No caminho todo passavam em silêncio. Chester não parava de chorar um minuto e Amanda continuava com a cabeça no peito dele, Tana chorava disfarçadamente enquanto dirigia. Chorava por não conseguir imaginar como pessoas que são pais poderiam fazer isso para o seu próprio filho, que eles fizeram, que deveria ser a coisa mais preciosa na vida deles. Ficava inconformada com isso. Não sabia certo a verdade, mas tinha a plena consciência que não fora Chester que causou esse transtorno ao ponto de estar medingando por aí.

Chegaram na casa dos Dempsey, e Amanda conduziu Chester para um banho quente, Tana guardava as coisas que havia comprado no mercado e logo tratou de chamar Collins.

Ele estranha quando vê Tana sofrendo em silêncio na cozinha, debruçada em um dos balcões, e logo aborda ela para explicar o que havia acontecido. Tana contou tudo que acha que pode ter acontecido, fazendo Collins também se chocar. Depois de dar um abraço longo e aconchegante na esposa, subiu para o seu quarto e tratou de separar algumas peças de roupas para Chester, entregando para a Amanda, que claramente demonstrava o quão devastada ela tava nessa situação.

Deu um abraço na filha, tentando amparar um pouco ela também, logo se pôs a acompanhar Tana na cozinha. Deixou uma chaleira de água fervendo para um chá, ou café enquanto preparava um sanduíche bem feito para Chester.

Estava um clima tenso naquela cozinha. Tana e Collins não conversavam, mas pensavam no mesmo assunto, cada um com suas preocupações e incertezas.

Amanda cruzou o corredor abraçada em Chester. Ele mantinha uma expressão de vergonha que era de dar dó. Não queria mal encarar Amanda, quem dera os pais dela. Mas isso foi quebrado quando Collins se levantou e o recebeu com um abraço intenso.

– Meu menino. – Balbuciou com a voz embargada.

Chester relutou, mas retribuiu e o abraçou com tanta força quanto, desabando mais um vez.
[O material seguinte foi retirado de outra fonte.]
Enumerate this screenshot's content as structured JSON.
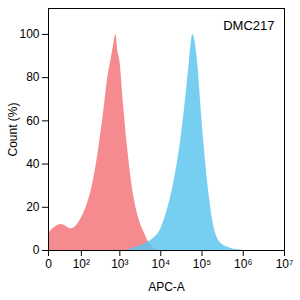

Estava tudo tão errado com o jovem Bennington que ele não conseguia mais segurar o seu choro.

Collins o trouxe junto consigo para a mesa, e o pôs sentado entre ele e Amanda. Tana ofereceu o prato com o sanduíche, colocando na frente dele, que não teve outra reação a não ser tornar a chorar. Nem lembrava qual foi a última refeição completa que fizera.

Aquele clima tenso voltou para aquela cozinha. Amanda passava a mão nas costas de Chester e chorava tanto quanto. Ali, ela era a única que sabia de uma parte da história de Chester. Ficaram em silêncio enquanto Chester comia. Collins percebeu que ele estava mastigando com dor, muito lento para quem estava com fome de verdade. Assim que ele se deu por satisfeito, Tana encheu os pulmões de ar para tomar coragem de iniciar o assunto tão temido.

O que aconteceu com Chester?

– Você ainda está com fome, querido? – Tana pergunta, e ele nega com a cabeça. – Bom… Olhe para mim e me explique o que você estava fazendo na rua daquele jeito.

Hesitante, mais uma vez, Chester reluta mas ergue o olhar para ela. Abre várias vezes a boca para começar, e não tem coragem. Amanda abraça Chester de lado e escora a cabeça em seu ombro numa tentativa de acalmá-o, ou encorajá-lo.

– Meus pais me expulsaram de casa. – Ele responde e para de falar rapidamente, ficando com a voz embargada.

– Por qual motivo, querido? – Tana pergunta num tom macio.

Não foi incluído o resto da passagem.